Cyd. But if they are not trusted when they vow, What other marks of passion can they show?
Cort. With feasts, and music, all that brings delight, Men treat their ears, their palates, and their sight.
Cyd. Your gallants, sure, have little eloquence,
Failing to move the soul, they court the sense:
With pomp, and trains, and in a crowd they woo,
When true felicity is but in two;
But can such toys your women's passions move?
This is but noise and tumult, 'tis not love.
Cort. I have no reason, madam, to excuse Those ways of gallantry, I did not use; My love was true, and on a nobler score.
Cyd. Your love, alas! then have you loved before?
Cort. 'Tis true I loved, but she is dead, she's dead;
And I should think with her all beauty fled,
Did not her fair resemblance live in you,
And, by that image, my first flames renew.

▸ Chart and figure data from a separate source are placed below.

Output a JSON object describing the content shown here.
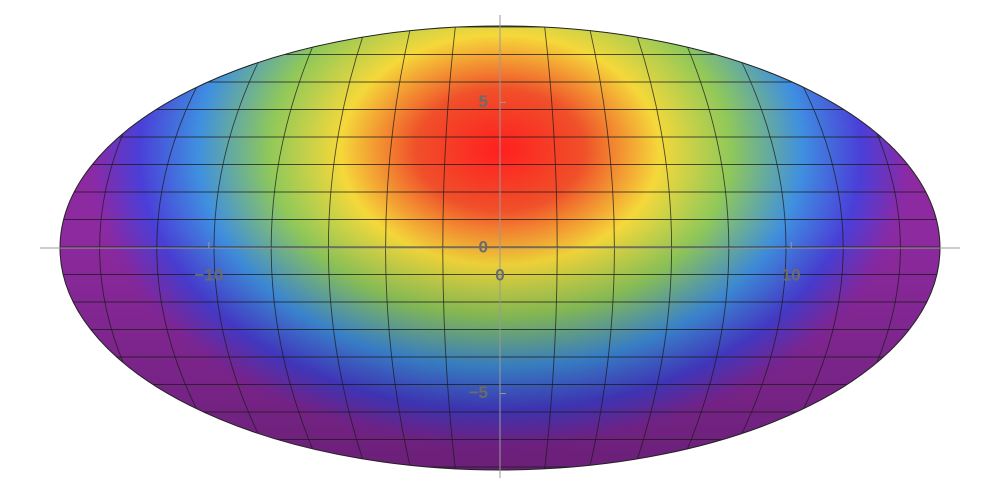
{
  "chart_data": {
    "type": "density",
    "xlim": [
      -15.8,
      15.8
    ],
    "ylim": [
      -7.9,
      8.0
    ],
    "xticks": [
      {
        "value": -10,
        "label": "−10"
      },
      0,
      10
    ],
    "yticks": [
      {
        "value": -5,
        "label": "−5"
      },
      0,
      5
    ]
  }
}
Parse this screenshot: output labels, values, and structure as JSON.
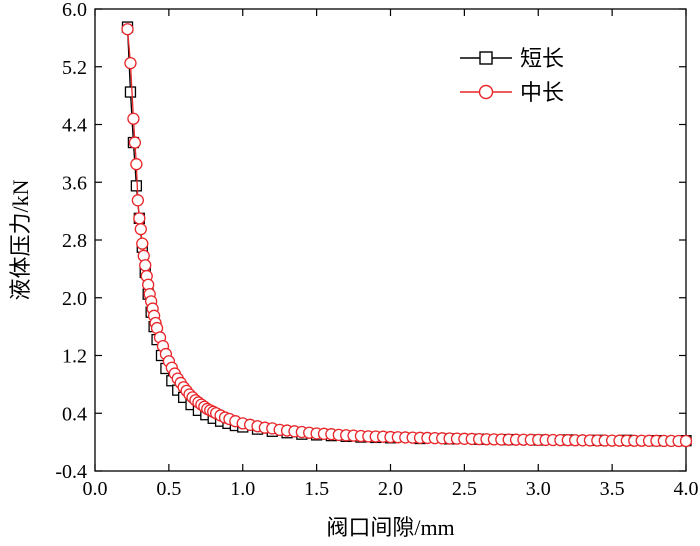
{
  "chart_data": {
    "type": "scatter",
    "xlabel": "阀口间隙/mm",
    "ylabel": "液体压力/kN",
    "xlim": [
      0.0,
      4.0
    ],
    "ylim": [
      -0.4,
      6.0
    ],
    "xticks": [
      0.0,
      0.5,
      1.0,
      1.5,
      2.0,
      2.5,
      3.0,
      3.5,
      4.0
    ],
    "xtick_labels": [
      "0.0",
      "0.5",
      "1.0",
      "1.5",
      "2.0",
      "2.5",
      "3.0",
      "3.5",
      "4.0"
    ],
    "yticks": [
      -0.4,
      0.4,
      1.2,
      2.0,
      2.8,
      3.6,
      4.4,
      5.2,
      6.0
    ],
    "ytick_labels": [
      "-0.4",
      "0.4",
      "1.2",
      "2.0",
      "2.8",
      "3.6",
      "4.4",
      "5.2",
      "6.0"
    ],
    "grid": false,
    "legend_position": "top-right",
    "series": [
      {
        "name": "短长",
        "marker": "square",
        "color": "#000000",
        "x": [
          0.22,
          0.24,
          0.26,
          0.28,
          0.3,
          0.32,
          0.34,
          0.36,
          0.38,
          0.4,
          0.42,
          0.45,
          0.48,
          0.52,
          0.56,
          0.6,
          0.65,
          0.7,
          0.75,
          0.8,
          0.85,
          0.9,
          0.95,
          1.0,
          1.1,
          1.2,
          1.3,
          1.4,
          1.5,
          1.6,
          1.7,
          1.8,
          1.9,
          2.0,
          2.2,
          2.4,
          2.6,
          2.8,
          3.0,
          3.2,
          3.4,
          3.6,
          3.8,
          4.0
        ],
        "y": [
          5.75,
          4.85,
          4.15,
          3.55,
          3.1,
          2.7,
          2.35,
          2.05,
          1.8,
          1.6,
          1.42,
          1.2,
          1.02,
          0.85,
          0.72,
          0.62,
          0.52,
          0.44,
          0.38,
          0.33,
          0.29,
          0.26,
          0.23,
          0.21,
          0.18,
          0.15,
          0.13,
          0.11,
          0.1,
          0.09,
          0.08,
          0.07,
          0.065,
          0.06,
          0.05,
          0.045,
          0.04,
          0.035,
          0.03,
          0.03,
          0.025,
          0.025,
          0.02,
          0.02
        ]
      },
      {
        "name": "中长",
        "marker": "circle",
        "color": "#e8262a",
        "x": [
          0.22,
          0.24,
          0.26,
          0.27,
          0.28,
          0.29,
          0.3,
          0.31,
          0.32,
          0.33,
          0.34,
          0.35,
          0.36,
          0.37,
          0.38,
          0.39,
          0.4,
          0.41,
          0.42,
          0.44,
          0.46,
          0.48,
          0.5,
          0.52,
          0.54,
          0.56,
          0.58,
          0.6,
          0.62,
          0.64,
          0.66,
          0.68,
          0.7,
          0.72,
          0.74,
          0.76,
          0.78,
          0.8,
          0.82,
          0.85,
          0.88,
          0.91,
          0.95,
          1.0,
          1.05,
          1.1,
          1.15,
          1.2,
          1.25,
          1.3,
          1.35,
          1.4,
          1.45,
          1.5,
          1.55,
          1.6,
          1.65,
          1.7,
          1.75,
          1.8,
          1.85,
          1.9,
          1.95,
          2.0,
          2.05,
          2.1,
          2.15,
          2.2,
          2.25,
          2.3,
          2.35,
          2.4,
          2.45,
          2.5,
          2.55,
          2.6,
          2.65,
          2.7,
          2.75,
          2.8,
          2.85,
          2.9,
          2.95,
          3.0,
          3.05,
          3.1,
          3.15,
          3.2,
          3.25,
          3.3,
          3.35,
          3.4,
          3.45,
          3.5,
          3.55,
          3.6,
          3.65,
          3.7,
          3.75,
          3.8,
          3.85,
          3.9,
          3.95,
          4.0
        ],
        "y": [
          5.72,
          5.25,
          4.48,
          4.15,
          3.85,
          3.35,
          3.1,
          2.95,
          2.75,
          2.58,
          2.45,
          2.3,
          2.18,
          2.05,
          1.95,
          1.85,
          1.75,
          1.65,
          1.58,
          1.45,
          1.33,
          1.22,
          1.12,
          1.03,
          0.95,
          0.88,
          0.82,
          0.76,
          0.71,
          0.66,
          0.62,
          0.58,
          0.55,
          0.52,
          0.49,
          0.46,
          0.44,
          0.42,
          0.4,
          0.37,
          0.34,
          0.32,
          0.29,
          0.26,
          0.24,
          0.22,
          0.2,
          0.19,
          0.17,
          0.16,
          0.15,
          0.14,
          0.13,
          0.12,
          0.115,
          0.11,
          0.1,
          0.095,
          0.09,
          0.085,
          0.08,
          0.078,
          0.075,
          0.07,
          0.068,
          0.065,
          0.062,
          0.06,
          0.058,
          0.055,
          0.053,
          0.05,
          0.048,
          0.046,
          0.044,
          0.042,
          0.04,
          0.038,
          0.036,
          0.035,
          0.034,
          0.033,
          0.032,
          0.031,
          0.03,
          0.029,
          0.028,
          0.027,
          0.026,
          0.025,
          0.024,
          0.023,
          0.022,
          0.021,
          0.02,
          0.02,
          0.019,
          0.019,
          0.018,
          0.018,
          0.017,
          0.017,
          0.016,
          0.016
        ]
      }
    ]
  }
}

Cyd. Ah! happy beauty, whosoe'er thou art!
Though dead, thou keep'st possession of his heart;
Thou makest me jealous to the last degree,
And art my rival in his memory:
Within his memory! ah, more than so,
Thou livest and triumph'st o'er Cydaria too.
Cort. What strange disquiet has uncalmed your breast,
Inhuman fair, to rob the dead of rest!—
Poor heart! she slumbers in her silent tomb;
Let her possess in peace that narrow room.
Cyd. Poor heart!—he pities and bewails her death!—
Some god, much hated soul, restore thy breath,
That I may kill thee; but, some ease 'twill be,
I'll kill myself for but resembling thee.
Cort. I dread your anger, your disquiet fear,
But blows, from hands so soft, who would not bear?
So kind a passion why should I remove?
Since jealousy but shows how well we love.
Yet jealousy so strange I never knew;
Can she, who loves me not, disquiet you?
For in the grave no passions fill the breast,
'Tis all we gain by death, to be at rest.